Reacting to the recent terror attack by Hamas in Israel, Genser says it “shocked the conscience”, but also stresses that Israel “has an obligation to ensure it exercises its right to self-defense in full compliance with international law”.
He describes the complexity of the situation: “Not only are the hostages hidden in Gaza in a war zone – making recovery very difficult – but Hamas has threatened to broadcast its execution of Israeli hostages, among whom are some 30 children and babies. As much as foreign hostages in countries like Iran, Russia and China suffer, even those regimes don’t cross that line.
“In these circumstances, all the families of Hamas’s hostages can do now is to keep their loved ones’ pictures and stories in the news and urge Israel, the US, Qatar and the UN to do everything possible to get out the most vulnerable hostages before an invasion – and pray. It will only get harder from here,” he adds candidly.
What advice would Genser give to others wanting to get into the business?

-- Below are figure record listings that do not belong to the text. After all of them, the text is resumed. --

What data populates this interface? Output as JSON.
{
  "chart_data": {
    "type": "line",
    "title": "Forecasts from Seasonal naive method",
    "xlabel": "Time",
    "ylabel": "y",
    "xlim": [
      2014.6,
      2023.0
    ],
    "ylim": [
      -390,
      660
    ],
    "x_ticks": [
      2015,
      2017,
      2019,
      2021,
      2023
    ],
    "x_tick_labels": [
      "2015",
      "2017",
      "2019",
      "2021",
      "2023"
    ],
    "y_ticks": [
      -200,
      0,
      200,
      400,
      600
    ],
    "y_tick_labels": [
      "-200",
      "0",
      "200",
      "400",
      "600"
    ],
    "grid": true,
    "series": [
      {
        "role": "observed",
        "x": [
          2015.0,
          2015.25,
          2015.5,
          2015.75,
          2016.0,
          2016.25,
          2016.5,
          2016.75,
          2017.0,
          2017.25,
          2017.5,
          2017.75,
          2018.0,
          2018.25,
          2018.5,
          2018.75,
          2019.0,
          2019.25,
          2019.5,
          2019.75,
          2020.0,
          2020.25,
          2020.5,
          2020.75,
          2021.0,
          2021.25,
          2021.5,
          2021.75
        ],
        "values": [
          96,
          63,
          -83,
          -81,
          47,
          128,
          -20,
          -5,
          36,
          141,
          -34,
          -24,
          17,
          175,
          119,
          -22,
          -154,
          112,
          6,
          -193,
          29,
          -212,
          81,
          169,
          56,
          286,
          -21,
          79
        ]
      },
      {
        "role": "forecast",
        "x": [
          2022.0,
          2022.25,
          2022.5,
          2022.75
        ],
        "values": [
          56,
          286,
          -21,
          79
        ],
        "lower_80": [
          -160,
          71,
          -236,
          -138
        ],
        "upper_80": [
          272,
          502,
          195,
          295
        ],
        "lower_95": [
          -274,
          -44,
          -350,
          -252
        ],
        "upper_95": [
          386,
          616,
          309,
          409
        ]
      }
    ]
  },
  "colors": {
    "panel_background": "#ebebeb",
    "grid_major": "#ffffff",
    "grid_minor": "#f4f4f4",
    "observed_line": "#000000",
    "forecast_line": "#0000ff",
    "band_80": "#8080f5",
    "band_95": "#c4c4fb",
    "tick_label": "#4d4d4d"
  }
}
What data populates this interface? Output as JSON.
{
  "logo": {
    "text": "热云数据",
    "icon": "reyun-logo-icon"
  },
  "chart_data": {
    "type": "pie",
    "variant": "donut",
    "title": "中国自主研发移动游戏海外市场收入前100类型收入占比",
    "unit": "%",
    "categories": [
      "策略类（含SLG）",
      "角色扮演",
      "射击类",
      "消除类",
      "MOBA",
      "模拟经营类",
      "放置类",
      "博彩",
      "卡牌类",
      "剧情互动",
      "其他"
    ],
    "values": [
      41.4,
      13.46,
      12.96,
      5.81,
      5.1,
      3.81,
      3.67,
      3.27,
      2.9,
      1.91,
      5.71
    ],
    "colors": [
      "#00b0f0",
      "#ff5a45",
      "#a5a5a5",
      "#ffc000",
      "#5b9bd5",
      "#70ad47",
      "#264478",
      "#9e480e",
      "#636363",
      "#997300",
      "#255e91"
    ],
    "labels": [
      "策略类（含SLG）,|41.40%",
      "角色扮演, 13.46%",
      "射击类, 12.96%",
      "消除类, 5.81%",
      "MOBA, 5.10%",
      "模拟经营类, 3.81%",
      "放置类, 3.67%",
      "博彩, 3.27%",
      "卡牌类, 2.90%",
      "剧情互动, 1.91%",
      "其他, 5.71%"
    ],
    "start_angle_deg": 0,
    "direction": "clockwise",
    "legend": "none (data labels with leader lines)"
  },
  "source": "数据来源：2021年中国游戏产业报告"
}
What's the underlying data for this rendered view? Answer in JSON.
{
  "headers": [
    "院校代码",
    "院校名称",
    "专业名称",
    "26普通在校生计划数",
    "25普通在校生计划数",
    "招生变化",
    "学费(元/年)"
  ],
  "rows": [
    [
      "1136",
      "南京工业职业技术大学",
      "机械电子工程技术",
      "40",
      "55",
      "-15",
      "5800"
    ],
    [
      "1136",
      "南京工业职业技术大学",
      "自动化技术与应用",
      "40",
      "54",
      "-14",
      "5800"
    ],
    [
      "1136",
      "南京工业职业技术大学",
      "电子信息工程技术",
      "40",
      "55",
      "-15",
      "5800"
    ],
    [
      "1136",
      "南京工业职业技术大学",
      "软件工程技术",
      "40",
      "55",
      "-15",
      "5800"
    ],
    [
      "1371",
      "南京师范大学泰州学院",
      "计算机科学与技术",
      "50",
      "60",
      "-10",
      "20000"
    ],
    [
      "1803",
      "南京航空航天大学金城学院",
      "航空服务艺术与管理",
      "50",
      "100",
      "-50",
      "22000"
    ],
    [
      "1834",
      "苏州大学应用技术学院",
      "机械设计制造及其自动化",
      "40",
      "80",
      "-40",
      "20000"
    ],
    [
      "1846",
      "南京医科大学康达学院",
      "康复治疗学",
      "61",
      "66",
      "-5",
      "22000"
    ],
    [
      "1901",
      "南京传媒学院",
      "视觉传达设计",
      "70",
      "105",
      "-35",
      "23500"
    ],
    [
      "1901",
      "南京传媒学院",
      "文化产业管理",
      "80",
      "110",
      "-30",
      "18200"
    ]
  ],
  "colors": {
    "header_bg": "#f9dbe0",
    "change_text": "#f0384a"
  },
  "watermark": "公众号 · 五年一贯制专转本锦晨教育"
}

“Being relentless is such a character trait that it has to be central to who you are if you want to get anything done. Not only getting a job, but, frankly, doing the job well,” he says.
He advises getting as many internships as possible for maximum exposure to what is a broad field, and warns that in addition to a good legal mind and a ton of hard work, you need “a dose of magic and a prayer”.
“At the end of the day, all the hard work is worth it in a single instant, on the day the person is released from prison. I cry every single time it happens. I’m a wet noodle, as my wife would call me.”